Why is it important to use “theoretical win” instead of “observed win” in order to access the revenue generated by customers? This question is in close relations to potential outcome and probability rather than actual figures generated by customers. First of all, the definition of “theoretical win” must be made clear from that of “observed win”. “Observed win” is the actual amount that is won physically over a certain period of time (e.g. per month) while “theoretical win” entails the potential amount to be won over a longer term period given that the player is consistent with his/her gambling habits. By calculating revenues generated by customers using the “observed win” method, Harrah’s will be short sighted in its approach and the results for the revenues generated will be inaccurate.
For example, new customers who are just starting out to play in Harrah’s casinos might initially generate low amount of “observed win” for the company as they have little or no loyalty to Harrah’s. However, these players might actually have huge potential to generate large amount of wins for the company in the future once they are successfully bought over by the company’s program. Under the “observed win” method, these players may not be detected by the radar and often neglected. Insufficient marketing efforts and rewards will be directed at them to develop their loyalty to Harrah’s. Furthermore, one more point to note is that past behavior is not always indicative of future behavior and thus by using “observed win”, we are missing out on opportunities that are not observed in the past.

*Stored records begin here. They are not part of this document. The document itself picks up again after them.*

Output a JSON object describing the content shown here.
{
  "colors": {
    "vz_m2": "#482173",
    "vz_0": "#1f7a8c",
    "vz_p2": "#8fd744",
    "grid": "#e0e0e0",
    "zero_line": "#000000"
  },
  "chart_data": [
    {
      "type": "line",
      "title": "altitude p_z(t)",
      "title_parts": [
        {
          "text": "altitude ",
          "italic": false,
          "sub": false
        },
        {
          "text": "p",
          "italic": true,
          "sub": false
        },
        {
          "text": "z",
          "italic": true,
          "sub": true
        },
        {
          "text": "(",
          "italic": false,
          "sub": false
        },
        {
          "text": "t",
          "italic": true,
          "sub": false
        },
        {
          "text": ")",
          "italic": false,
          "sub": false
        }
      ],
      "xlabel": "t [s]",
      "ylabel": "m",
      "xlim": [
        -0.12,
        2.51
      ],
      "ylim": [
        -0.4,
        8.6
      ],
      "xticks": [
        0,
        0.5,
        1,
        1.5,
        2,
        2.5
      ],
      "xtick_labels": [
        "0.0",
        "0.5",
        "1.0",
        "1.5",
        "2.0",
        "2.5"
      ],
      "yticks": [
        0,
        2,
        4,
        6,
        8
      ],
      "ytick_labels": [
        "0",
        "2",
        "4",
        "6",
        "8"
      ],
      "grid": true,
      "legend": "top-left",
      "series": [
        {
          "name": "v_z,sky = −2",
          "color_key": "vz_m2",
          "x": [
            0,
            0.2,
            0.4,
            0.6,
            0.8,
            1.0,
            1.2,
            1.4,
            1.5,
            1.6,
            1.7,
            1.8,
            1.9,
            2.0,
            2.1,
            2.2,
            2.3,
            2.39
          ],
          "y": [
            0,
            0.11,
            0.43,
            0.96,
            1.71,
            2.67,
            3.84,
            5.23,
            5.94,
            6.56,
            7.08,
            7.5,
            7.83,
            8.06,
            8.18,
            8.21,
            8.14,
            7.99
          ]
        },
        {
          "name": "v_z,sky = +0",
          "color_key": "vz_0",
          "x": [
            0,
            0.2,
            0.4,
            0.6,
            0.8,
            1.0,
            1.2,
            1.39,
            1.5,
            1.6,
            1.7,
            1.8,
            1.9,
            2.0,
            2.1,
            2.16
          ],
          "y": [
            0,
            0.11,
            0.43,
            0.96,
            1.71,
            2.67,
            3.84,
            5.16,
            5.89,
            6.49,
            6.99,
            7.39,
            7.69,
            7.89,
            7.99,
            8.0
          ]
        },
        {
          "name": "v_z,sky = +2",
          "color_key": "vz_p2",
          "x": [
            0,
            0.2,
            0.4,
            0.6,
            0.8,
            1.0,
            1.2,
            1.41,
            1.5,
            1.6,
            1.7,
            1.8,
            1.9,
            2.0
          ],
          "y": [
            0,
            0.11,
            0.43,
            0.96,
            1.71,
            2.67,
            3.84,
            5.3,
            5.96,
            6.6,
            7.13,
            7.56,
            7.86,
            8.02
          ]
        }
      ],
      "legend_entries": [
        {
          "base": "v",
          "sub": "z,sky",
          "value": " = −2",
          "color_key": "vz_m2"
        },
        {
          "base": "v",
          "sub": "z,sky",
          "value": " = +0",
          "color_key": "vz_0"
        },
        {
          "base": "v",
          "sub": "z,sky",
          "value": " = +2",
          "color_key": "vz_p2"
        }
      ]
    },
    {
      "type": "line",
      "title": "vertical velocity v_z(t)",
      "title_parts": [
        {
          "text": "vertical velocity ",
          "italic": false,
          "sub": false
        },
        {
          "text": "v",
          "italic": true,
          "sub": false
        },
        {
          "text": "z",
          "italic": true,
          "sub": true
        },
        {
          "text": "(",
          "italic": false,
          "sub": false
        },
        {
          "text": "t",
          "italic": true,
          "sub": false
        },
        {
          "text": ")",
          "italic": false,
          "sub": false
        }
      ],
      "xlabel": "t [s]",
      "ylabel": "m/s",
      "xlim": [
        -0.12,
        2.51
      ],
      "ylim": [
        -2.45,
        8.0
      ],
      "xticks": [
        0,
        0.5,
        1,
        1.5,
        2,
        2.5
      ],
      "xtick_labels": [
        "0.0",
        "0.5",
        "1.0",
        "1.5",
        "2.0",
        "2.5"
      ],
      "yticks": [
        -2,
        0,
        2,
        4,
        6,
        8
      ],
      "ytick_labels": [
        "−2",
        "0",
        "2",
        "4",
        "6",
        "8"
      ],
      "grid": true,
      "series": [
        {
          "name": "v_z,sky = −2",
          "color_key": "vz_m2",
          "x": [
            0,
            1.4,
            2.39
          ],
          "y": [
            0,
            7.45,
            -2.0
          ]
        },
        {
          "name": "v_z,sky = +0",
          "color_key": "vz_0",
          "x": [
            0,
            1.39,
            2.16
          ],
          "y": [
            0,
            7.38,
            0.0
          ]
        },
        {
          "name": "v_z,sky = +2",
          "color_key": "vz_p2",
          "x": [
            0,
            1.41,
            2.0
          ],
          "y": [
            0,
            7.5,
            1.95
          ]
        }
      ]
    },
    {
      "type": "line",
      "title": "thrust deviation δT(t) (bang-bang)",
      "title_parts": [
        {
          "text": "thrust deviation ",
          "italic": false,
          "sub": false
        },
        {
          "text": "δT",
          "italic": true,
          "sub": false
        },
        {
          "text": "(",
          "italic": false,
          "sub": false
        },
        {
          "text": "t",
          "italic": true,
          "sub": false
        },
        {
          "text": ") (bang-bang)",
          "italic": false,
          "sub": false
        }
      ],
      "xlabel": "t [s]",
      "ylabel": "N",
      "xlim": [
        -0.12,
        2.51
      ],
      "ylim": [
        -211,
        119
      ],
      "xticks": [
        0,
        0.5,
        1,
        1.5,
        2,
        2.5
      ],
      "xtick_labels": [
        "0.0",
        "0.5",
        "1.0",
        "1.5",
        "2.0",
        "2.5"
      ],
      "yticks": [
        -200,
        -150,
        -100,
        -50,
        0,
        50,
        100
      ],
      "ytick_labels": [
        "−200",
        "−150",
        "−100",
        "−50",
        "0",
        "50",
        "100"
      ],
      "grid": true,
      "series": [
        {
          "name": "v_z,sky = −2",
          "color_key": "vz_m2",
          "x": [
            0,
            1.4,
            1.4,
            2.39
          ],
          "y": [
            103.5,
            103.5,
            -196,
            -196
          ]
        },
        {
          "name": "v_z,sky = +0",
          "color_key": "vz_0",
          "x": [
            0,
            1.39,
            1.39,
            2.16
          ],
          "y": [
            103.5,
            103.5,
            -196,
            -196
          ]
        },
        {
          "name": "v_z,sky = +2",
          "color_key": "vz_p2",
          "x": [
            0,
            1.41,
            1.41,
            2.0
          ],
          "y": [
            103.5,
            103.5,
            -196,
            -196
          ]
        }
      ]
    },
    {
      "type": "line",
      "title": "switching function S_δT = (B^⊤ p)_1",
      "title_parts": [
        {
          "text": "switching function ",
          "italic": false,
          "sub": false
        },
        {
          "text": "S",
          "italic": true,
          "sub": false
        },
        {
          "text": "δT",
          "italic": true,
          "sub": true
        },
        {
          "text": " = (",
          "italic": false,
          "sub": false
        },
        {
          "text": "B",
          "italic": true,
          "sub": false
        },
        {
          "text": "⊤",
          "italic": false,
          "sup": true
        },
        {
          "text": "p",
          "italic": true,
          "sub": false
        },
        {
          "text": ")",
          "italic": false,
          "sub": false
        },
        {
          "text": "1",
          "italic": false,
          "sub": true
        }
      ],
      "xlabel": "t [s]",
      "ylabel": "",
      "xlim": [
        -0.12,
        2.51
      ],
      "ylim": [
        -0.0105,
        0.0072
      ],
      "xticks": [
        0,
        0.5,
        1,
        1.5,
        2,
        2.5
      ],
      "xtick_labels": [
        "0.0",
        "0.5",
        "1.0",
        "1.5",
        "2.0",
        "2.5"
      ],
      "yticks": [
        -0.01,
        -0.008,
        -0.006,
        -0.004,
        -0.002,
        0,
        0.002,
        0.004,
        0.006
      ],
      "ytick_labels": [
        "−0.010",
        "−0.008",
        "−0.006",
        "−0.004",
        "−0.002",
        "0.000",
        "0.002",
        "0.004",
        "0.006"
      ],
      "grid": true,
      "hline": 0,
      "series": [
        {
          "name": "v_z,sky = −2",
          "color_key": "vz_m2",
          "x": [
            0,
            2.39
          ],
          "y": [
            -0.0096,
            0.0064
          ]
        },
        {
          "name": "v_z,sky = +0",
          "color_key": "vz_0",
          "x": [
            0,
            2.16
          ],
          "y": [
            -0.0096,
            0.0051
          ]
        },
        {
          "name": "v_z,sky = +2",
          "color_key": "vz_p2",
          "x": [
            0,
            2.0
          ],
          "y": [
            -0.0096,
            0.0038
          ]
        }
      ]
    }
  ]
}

As a result, it may lead to the loss of potential revenues generated by this group of people and an undervaluation of the realizable revenue of the company. On the other hand, if the “theoretical win” approach is used, the company would be able to predict the long term revenue generated from customers based on the assumption that they are loyal to the company using their average bids and bidding frequency at the casinos. This projection provides the company with a goal or rather unfulfilled yet achievable revenue in sight to strive for. By targeting these individuals with high potential and doing their best to induce loyalty in them, the company will be able to boost total revenues generated. In the long run, this method provides a more realistic extrapolation of the revenues achievable by the company if they target the right people.